Négociatrice du bail pour la Ville, bien qu'elle soit membre du club, Mme Lortie a également dit que le CCM va finalement payer «dans les 60 jours» les trois loyers dus pour les années 2006, 2007 et 2008. Mais dans le bail, il est stipulé que si le CCM «peut démontrer qu'il a procédé à des dépenses admissibles», ces sommes dues, qui représentent environ 250 000 $, pourront ne pas être payées en totalité.

Le bail donne toutefois plusieurs avantages aux citoyens de Saint-Lambert, dont une réduction de 10% sur le droit d'entrée au CCM. Les jeunes de Saint-Lambert pourront aussi profiter d'une clinique de golf de deux semaines, «selon un tarif à être établi», dit le bail.

Le maire a dit vendredi qu'en négociant ce bail, «nous avons cherché à assurer la pérennité d'une institution lambertoise». Le président du CCM, Jacques A. Nadeau, était tout sourire lors de la conférence de presse, car ce bail, a-t-il dit, permettra d'améliorer le parcours du golf et la bâtisse en empruntant de l'argent. Mais c'est une des craintes des citoyens: que le CCM donne le terrain de la Ville en garantie. Car la situation financière du club n'est pas bonne. Il fait des déficits. Plusieurs dizaines de membres l'ont quitté ces derniers mois pour se joindre notamment au club de la Vallée du Richelieu. Les membres actionnaires se sont vus imposer une cotisation spéciale de 40 $ par mois pendant trois ans. «On n'avait pas le choix de le faire, a dit M. Nadeau. Mais le bail va nous aider de ce côté-là.»

Citoyens mécontents

Des citoyens de Saint-Lambert sont mécontents de ce bail. «Il est étrange que la Ville loue un terrain occupant 5 % de sa superficie pour seulement 40 000 $ par an pendant 42 ans alors que sa valeur foncière est de 5,9 millions, dit le citoyen Jean-François Pontbriand. Ça me semble nettement insuffisant. La plupart des installations de Saint-Lambert auraient besoin d'une cure de rajeunissement. Il y a un manque de place pour les cours de natation. On propose de faire payer les associations pour qu'elles louent les terrains. J'aime beaucoup le golf, mais on est loin de subventionner une maison des jeunes ou un centre d'hébergement pour personnes âgées.»

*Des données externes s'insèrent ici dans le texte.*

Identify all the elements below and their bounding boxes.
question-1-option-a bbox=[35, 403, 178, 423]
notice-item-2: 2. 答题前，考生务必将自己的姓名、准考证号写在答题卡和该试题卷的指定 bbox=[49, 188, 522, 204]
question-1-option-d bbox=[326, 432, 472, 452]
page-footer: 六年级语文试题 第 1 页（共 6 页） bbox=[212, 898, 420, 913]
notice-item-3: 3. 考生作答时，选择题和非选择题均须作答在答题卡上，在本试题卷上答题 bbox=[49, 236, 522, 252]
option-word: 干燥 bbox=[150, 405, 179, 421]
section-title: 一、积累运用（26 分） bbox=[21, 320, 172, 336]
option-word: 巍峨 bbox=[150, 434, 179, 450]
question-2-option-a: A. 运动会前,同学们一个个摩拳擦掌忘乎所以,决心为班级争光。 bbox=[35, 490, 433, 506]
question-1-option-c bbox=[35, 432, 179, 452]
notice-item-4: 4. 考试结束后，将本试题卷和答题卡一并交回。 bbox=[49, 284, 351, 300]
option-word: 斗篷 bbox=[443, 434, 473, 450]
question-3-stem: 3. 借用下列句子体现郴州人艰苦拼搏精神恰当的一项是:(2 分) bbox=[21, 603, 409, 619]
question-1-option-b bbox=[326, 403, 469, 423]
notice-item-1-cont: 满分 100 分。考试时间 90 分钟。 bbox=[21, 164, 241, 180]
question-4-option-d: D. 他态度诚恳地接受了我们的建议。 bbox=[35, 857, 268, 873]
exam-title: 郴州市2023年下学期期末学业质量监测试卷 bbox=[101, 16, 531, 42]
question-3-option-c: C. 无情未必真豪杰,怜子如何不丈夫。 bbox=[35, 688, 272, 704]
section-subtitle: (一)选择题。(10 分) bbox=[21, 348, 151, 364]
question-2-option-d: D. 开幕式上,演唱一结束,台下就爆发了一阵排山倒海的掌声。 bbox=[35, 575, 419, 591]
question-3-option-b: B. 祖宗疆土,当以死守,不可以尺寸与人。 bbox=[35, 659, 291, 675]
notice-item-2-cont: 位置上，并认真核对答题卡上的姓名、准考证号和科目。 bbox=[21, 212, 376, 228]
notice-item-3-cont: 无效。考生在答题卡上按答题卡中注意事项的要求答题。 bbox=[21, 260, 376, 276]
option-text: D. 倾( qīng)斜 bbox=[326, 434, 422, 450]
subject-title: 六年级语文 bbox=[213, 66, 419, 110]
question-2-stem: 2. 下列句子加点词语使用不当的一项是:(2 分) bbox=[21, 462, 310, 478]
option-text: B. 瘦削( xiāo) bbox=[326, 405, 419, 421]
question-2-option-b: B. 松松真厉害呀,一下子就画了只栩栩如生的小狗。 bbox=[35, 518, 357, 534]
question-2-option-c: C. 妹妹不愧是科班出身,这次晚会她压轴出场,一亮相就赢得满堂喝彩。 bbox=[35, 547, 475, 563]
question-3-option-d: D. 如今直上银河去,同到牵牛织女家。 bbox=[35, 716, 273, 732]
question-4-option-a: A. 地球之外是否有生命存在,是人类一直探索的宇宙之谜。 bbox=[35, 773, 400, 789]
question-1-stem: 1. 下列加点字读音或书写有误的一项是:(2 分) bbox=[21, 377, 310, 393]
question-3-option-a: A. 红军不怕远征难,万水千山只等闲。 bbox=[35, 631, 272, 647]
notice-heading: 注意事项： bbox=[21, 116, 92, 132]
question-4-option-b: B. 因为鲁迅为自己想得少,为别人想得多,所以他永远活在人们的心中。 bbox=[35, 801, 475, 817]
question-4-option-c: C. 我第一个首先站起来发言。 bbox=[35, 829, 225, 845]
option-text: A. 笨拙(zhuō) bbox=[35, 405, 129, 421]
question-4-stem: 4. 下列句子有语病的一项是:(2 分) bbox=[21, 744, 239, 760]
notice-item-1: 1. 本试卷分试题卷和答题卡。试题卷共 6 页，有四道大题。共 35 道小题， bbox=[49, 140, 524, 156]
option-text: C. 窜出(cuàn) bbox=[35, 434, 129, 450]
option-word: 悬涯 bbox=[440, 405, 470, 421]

Membre du club de golf, le maire Finn ne partage pas ce point de vue. Il explique qu'il ne faut pas perdre de vue que «les citoyens pourront reprendre le terrain de golf à la fin du bail, en 2050».

«À titre de citoyen, je suis favorable à ce que la Ville loue ses installations en considération de conditions financières adéquates, dit de son côté Jean-Claude Champagne. Cependant, cette entente à long terme est consentie pour un loyer annuel dérisoire et est assortie de conditions désavantageuses pour la Ville. C'est ici une question d'équité entre les citoyens d'une communauté et les membres de ce club qui profitent de ce patrimoine à vil prix.»

Outrés, deux citoyens ont écrit au premier ministre Charest et à la Commission municipale du Québec pour se plaindre. Ils réclament notamment «d'assujettir la municipalité de Saint-Lambert au contrôle provisoire de la Commission municipale du Québec jusqu'à la fin de l'examen de ce dossier».

Louise Quintin, attachée de presse de la ministre des Affaires municipales et des Régions, a dit à La Presse que la direction régionale du ministère rencontrera en janvier un représentant de Saint-Lambert de même que les plaignants qui ont obtenu une vérification sur des allégations de mauvaise gestion et de conflit d'intérêts dans ce dossier du CCM.